We need procedures up to a point. We need controls - up to a point. But we need to let go at a certain point, too, and allow the more complex, intuitively grounded understanding of the experts to have its part to play as well. That is why we trained them, and that is why, if we can trust them at all, we trust them (and if we can't trust them at all, the whole system breaks down). I am not arguing that we should abandon all attempts to make professionals accountable. They are as capable of corruption, arrogance, and denial as anyone else. Of course it is good that they should be made to examine what is going on in their professional area. But the best way may not be through ever tighter rules, algorithms and procedures. It may be to hold people more loosely accountable to outcomes.
Let me give an example. I prescribe medication for some of my patients. There are now guidelines as to how I should do this, and in what order I should try the different medications.
But this is patently absurd. Guidelines are based on what has been gleaned about generalities. But I have never seen a single patient who is a generality. What I know is that a different patient - every single patient of mine - requires a different package of therapy, or medication, or both. And the differences are things that could never be demonstrated by the blunt instrument of a clinical trial, which can only identify the grossest differences in general terms, and often fails to identify what is grossly obvious to any experienced clinician. Such evidence is, in any case, notoriously open to manipulation in a variety of ways, so that it should neither be dismissed, nor blindly accepted as the best path to sound understanding.
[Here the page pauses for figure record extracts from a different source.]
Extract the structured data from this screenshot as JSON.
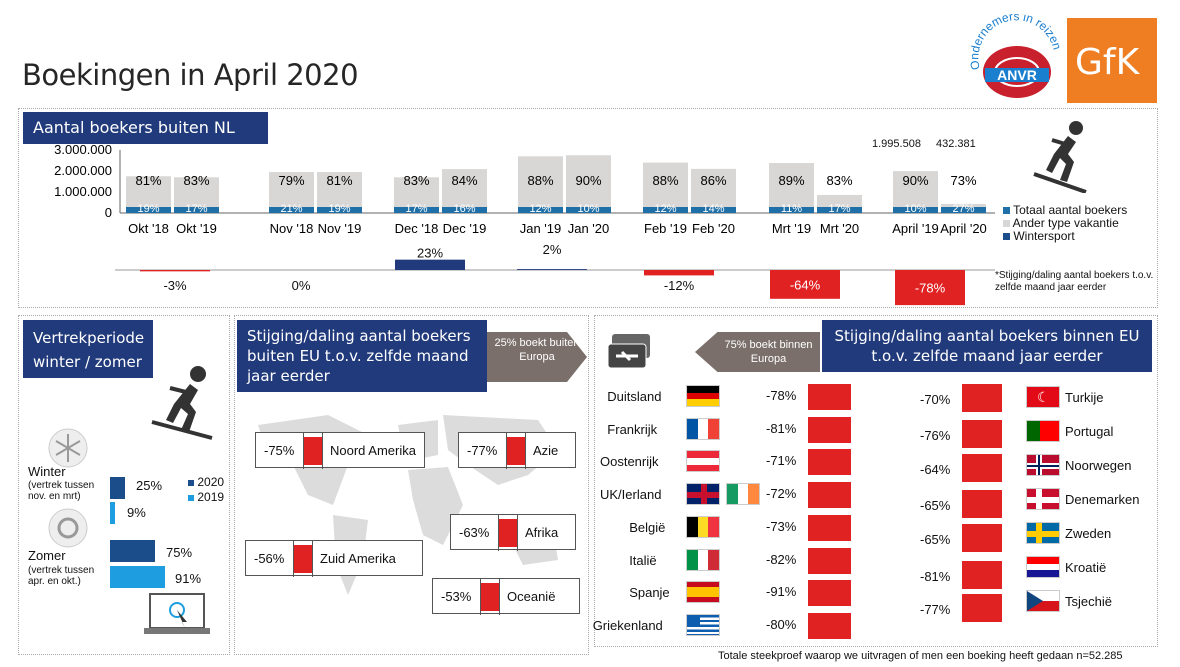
{
  "title": "Boekingen in April 2020",
  "logos": {
    "anvr_ring": "Ondernemers in reizen",
    "anvr": "ANVR",
    "gfk": "GfK"
  },
  "colors": {
    "navy": "#213a7b",
    "red": "#e02222",
    "gray": "#d9d7d6",
    "blue_bar": "#1f6fa8",
    "dark_blue": "#1a4d8a",
    "light_blue": "#1e9ee0"
  },
  "boekers": {
    "header": "Aantal boekers buiten NL",
    "extra_values": [
      "1.995.508",
      "432.381"
    ],
    "legend_note": "*Stijging/daling aantal boekers t.o.v. zelfde maand jaar eerder",
    "changes": [
      "-3%",
      "0%",
      "23%",
      "2%",
      "-12%",
      "-64%",
      "-78%"
    ]
  },
  "chart_data": {
    "type": "bar",
    "yticks": [
      "3.000.000",
      "2.000.000",
      "1.000.000",
      "0"
    ],
    "ylim": [
      0,
      3000000
    ],
    "categories": [
      "Okt '18",
      "Okt '19",
      "Nov '18",
      "Nov '19",
      "Dec '18",
      "Dec '19",
      "Jan '19",
      "Jan '20",
      "Feb '19",
      "Feb '20",
      "Mrt '19",
      "Mrt '20",
      "April '19",
      "April '20"
    ],
    "series": [
      {
        "name": "Totaal aantal boekers",
        "values": [
          1750000,
          1700000,
          1950000,
          1950000,
          1700000,
          2090000,
          2700000,
          2750000,
          2400000,
          2100000,
          2380000,
          860000,
          1995508,
          432381
        ]
      },
      {
        "name": "Ander type vakantie",
        "labels": [
          "81%",
          "83%",
          "79%",
          "81%",
          "83%",
          "84%",
          "88%",
          "90%",
          "88%",
          "86%",
          "89%",
          "83%",
          "90%",
          "73%"
        ]
      },
      {
        "name": "Wintersport",
        "labels": [
          "19%",
          "17%",
          "21%",
          "19%",
          "17%",
          "16%",
          "12%",
          "10%",
          "12%",
          "14%",
          "11%",
          "17%",
          "10%",
          "27%"
        ]
      }
    ],
    "change_values": [
      -3,
      0,
      23,
      2,
      -12,
      -64,
      -78
    ]
  },
  "vertrek": {
    "header_line1": "Vertrekperiode",
    "header_line2": "winter / zomer",
    "winter_label": "Winter",
    "winter_sub1": "(vertrek tussen",
    "winter_sub2": "nov. en mrt)",
    "zomer_label": "Zomer",
    "zomer_sub1": "(vertrek tussen",
    "zomer_sub2": "apr. en okt.)",
    "legend_2020": "2020",
    "legend_2019": "2019",
    "winter_2020": "25%",
    "winter_2019": "9%",
    "zomer_2020": "75%",
    "zomer_2019": "91%",
    "values": {
      "winter_2020": 25,
      "winter_2019": 9,
      "zomer_2020": 75,
      "zomer_2019": 91
    }
  },
  "buiten_eu": {
    "header": "Stijging/daling aantal boekers buiten EU t.o.v. zelfde maand jaar eerder",
    "arrow": "25% boekt buiten Europa",
    "regions": [
      {
        "value": "-75%",
        "name": "Noord Amerika"
      },
      {
        "value": "-77%",
        "name": "Azie"
      },
      {
        "value": "-63%",
        "name": "Afrika"
      },
      {
        "value": "-56%",
        "name": "Zuid Amerika"
      },
      {
        "value": "-53%",
        "name": "Oceanië"
      }
    ]
  },
  "binnen_eu": {
    "header": "Stijging/daling aantal boekers binnen EU t.o.v. zelfde maand jaar eerder",
    "arrow": "75% boekt binnen Europa",
    "left": [
      {
        "name": "Duitsland",
        "value": "-78%"
      },
      {
        "name": "Frankrijk",
        "value": "-81%"
      },
      {
        "name": "Oostenrijk",
        "value": "-71%"
      },
      {
        "name": "UK/Ierland",
        "value": "-72%"
      },
      {
        "name": "België",
        "value": "-73%"
      },
      {
        "name": "Italië",
        "value": "-82%"
      },
      {
        "name": "Spanje",
        "value": "-91%"
      },
      {
        "name": "Griekenland",
        "value": "-80%"
      }
    ],
    "right": [
      {
        "name": "Turkije",
        "value": "-70%"
      },
      {
        "name": "Portugal",
        "value": "-76%"
      },
      {
        "name": "Noorwegen",
        "value": "-64%"
      },
      {
        "name": "Denemarken",
        "value": "-65%"
      },
      {
        "name": "Zweden",
        "value": "-65%"
      },
      {
        "name": "Kroatië",
        "value": "-81%"
      },
      {
        "name": "Tsjechië",
        "value": "-77%"
      }
    ]
  },
  "footer": "Totale steekproef waarop we uitvragen of men een boeking heeft gedaan n=52.285"
}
All in all, it seems to me in the best interests of my patients to be held accountable for the consequences to my patients, but not micro-managed as to what it is I do for them. Similarly it might actually help reduce the number of ‘untoward incidents' if, instead of relying on procedures, we asked clinicians to assume global responsibility for what they do, and held them to account whenever they failed to discharge it.
Although I have talked about healthcare here, it is of course just part of a wider picture that applies across society at large. Many academics, researchers, teachers, social workers, policemen and policewomen, lawyers, business people and others will recognise the problem. What I hope to do here is not point up a problem, which I think is all too familiar, but point to why it has come about - through an ever greater reliance on just one thing our brain helps us do, and one way of conceiving the world, to the almost total exclusion of another more sophisticated way of seeing the world that has a greater approximation to reality. That might explain the otherwise paradoxical finding that everywhere by pursuing apparently rational means to reach a rational end, we end up, not closer, but further away from our goal.